I wrote a simple program to perform reduction on the GPU. I was very supersize to see that my implementation is about 4.5 - 15 times slower than intrinsic sum (see comparison). I did not expect to get maximum throughput but this poor performance I cannot explain. I’ve tried to use every trick in the book (that I know of) to make it as fast as possible. There is nothing obvious bottle-necking my kernel (or is it?).
It looks to me like either I’m doing something extremely inefficient or sum does something really, really clever. Any thoughts? Enclosed is my subroutine. Compilation details:
version: 17.4-0 64-bit
options: -fast -Mcuda=cuda8.0,cc3+
Thank you
Bart
! Kernel: reduction of X (stored either in X or S)
attributes(global) subroutine reduced(X,S)
integer :: i, idx, tx
real(wp), shared :: cache(256)
real(wp), intent(inout), device :: X(:)
real(wp), optional, intent(inout), device :: S(:)
!
idx = threadIdx%x + blockDim%x * (blockIdx%x-1)
tx = threadIdx%x
!
! load from global to shared memory
cache(tx) = 0.0_wp
if (idx<=size(X)) cache(tx) = X(idx)
call syncthreads()
!
if (tx<=128) cache(tx) = cache(tx) + cache(tx+128)
call syncthreads()
if (tx<=64) cache(tx) = cache(tx) + cache(tx+64)
call syncthreads()
!
if (tx<=32) then
cache(tx) = cache(tx) + cache(tx+32)
cache(tx) = cache(tx) + __shfl_down(cache(tx),16)

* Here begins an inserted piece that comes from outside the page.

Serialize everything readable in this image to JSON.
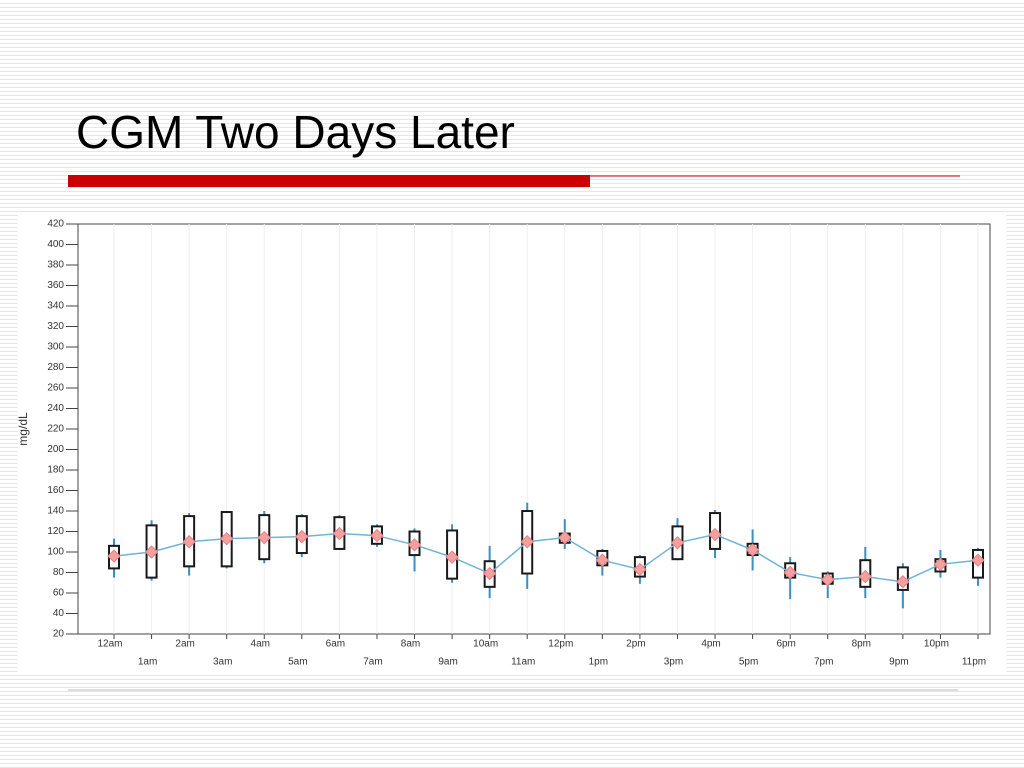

cache(tx) = cache(tx) + __shfl_down(cache(tx),8)
cache(tx) = cache(tx) + __shfl_down(cache(tx),4)
cache(tx) = cache(tx) + __shfl_down(cache(tx),2)
cache(tx) = cache(tx) + __shfl_down(cache(tx),1)
end if
!
! copy back to global memory
if (present(S)) then
if (tx==1) S(blockIdx%x) = cache(1)
else
if (tx==1) X(blockIdx%x) = cache(1) ! overrides X
end if
return
end subroutine reduced
!
! My sum
real(wp) function my_sum(X)
integer :: m, istat
integer :: tBlock, grid
real(wp), allocatable, device :: S(:)
real(wp), intent(inout), device :: X(:)
!
tBlock = 256
grid = ceiling(real(size(X))/tBlock)
! first reduction
allocate(S(grid))
call reduced<<<grid,tBlock>>>(X,S)
!
! reduce further
do while (grid>1)
m = grid
grid = ceiling(real(grid)/tBlock)
call reduced<<<grid,tBlock>>>(S(1:m))
end do
!
my_sum = S(1)
deallocate(S)
return
end function my_sum
We launch only one kernel, each thread can sum more than one element, then we do the final sum of the partial sums on the host.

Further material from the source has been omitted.